One of my exes used to get on me all of the time about not being able to accept a compliment. I realized last night why that is. When my mother says I look nice, I cringe and say thank you. You see, all of my life my mother has been complimenting us kids. “You did really great!” “You look so pretty!” et cetera. Now, do not get me wrong, I do not think it is bad to do that for your kids but she was so over-complimentary especially in times which it was not true. There are times when I may feel pretty or may feel ugly, but there are some things that are just obvious. “My hair looks so stringy and gross” “Your hair looks beautiful!” “I do not fit into large anymore” “You are so skiiny, you just have broad shoulders” et cetera.
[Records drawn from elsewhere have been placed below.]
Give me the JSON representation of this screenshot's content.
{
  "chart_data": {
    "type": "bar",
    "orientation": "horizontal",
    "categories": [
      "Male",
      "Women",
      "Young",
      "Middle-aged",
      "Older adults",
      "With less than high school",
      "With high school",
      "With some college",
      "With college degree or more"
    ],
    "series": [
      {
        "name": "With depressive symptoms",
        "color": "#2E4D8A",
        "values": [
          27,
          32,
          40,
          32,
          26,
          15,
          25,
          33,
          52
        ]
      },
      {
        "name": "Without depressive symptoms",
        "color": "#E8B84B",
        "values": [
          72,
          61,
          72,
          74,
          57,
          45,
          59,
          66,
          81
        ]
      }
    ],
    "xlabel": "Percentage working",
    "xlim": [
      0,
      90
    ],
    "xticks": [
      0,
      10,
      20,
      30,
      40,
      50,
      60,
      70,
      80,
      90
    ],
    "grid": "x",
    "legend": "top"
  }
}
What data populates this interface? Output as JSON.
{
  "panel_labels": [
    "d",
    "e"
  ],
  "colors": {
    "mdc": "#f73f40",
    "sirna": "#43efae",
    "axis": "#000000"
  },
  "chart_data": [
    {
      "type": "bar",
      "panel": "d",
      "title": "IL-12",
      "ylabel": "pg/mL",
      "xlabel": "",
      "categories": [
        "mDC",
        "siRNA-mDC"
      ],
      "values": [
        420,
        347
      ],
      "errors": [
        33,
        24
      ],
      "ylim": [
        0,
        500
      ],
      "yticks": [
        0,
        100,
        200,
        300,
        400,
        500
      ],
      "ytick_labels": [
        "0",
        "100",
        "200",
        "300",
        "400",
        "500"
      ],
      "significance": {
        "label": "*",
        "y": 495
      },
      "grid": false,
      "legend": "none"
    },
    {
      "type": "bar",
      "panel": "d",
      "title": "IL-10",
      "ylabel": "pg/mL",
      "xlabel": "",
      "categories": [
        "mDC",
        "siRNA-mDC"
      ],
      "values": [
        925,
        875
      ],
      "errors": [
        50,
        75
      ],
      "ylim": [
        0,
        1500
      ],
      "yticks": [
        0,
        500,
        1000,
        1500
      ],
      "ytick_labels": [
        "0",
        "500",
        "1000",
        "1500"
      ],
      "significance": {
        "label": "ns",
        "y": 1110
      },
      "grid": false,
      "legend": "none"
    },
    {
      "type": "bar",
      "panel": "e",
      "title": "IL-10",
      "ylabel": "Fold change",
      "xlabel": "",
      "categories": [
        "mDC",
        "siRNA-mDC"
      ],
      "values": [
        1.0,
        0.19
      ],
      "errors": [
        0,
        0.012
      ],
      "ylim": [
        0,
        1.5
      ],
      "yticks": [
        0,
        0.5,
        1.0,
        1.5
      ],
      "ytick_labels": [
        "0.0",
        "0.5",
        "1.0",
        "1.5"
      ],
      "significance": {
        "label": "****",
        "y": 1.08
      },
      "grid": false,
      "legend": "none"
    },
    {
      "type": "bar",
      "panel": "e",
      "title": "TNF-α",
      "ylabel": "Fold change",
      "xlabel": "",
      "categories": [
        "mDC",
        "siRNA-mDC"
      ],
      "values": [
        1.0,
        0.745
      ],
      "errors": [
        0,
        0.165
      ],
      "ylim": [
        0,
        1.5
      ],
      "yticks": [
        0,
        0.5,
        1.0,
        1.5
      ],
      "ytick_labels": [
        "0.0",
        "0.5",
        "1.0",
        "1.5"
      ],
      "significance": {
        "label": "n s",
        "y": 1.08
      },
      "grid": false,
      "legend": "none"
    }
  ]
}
Anyway, without getting into it too much more, I basically learned that when someone gave you a compliment it was a way to try to make you not see the obvious. It is kind of like crying wolf. She did it so much when it was not true, that when it is/was true, it had no impact or believability.
I have a feeling I am never really going to be able to get past that and take a compliment as a compliment.
I start a new class next week and it is 6 weeks long. I am very excited to use this time as a mini-goal and see what I can accomplish in 6 weeks. I should be about 156 when the class starts, so I should be able to hit 150 without too much problem, but I will shoot for 144. That would be really cool! I am getting closer to goal, so it might take longer, but I will give it a shot.


I understand what you are saying. I can’t take a compliment because I think people are just being nice. Before you can accept a compliment, you have to be able to compliment yourself. That is awesome that someone noticed your weight loss! I might not accept it very well either but I would be ecstatic on the inside! Way to go!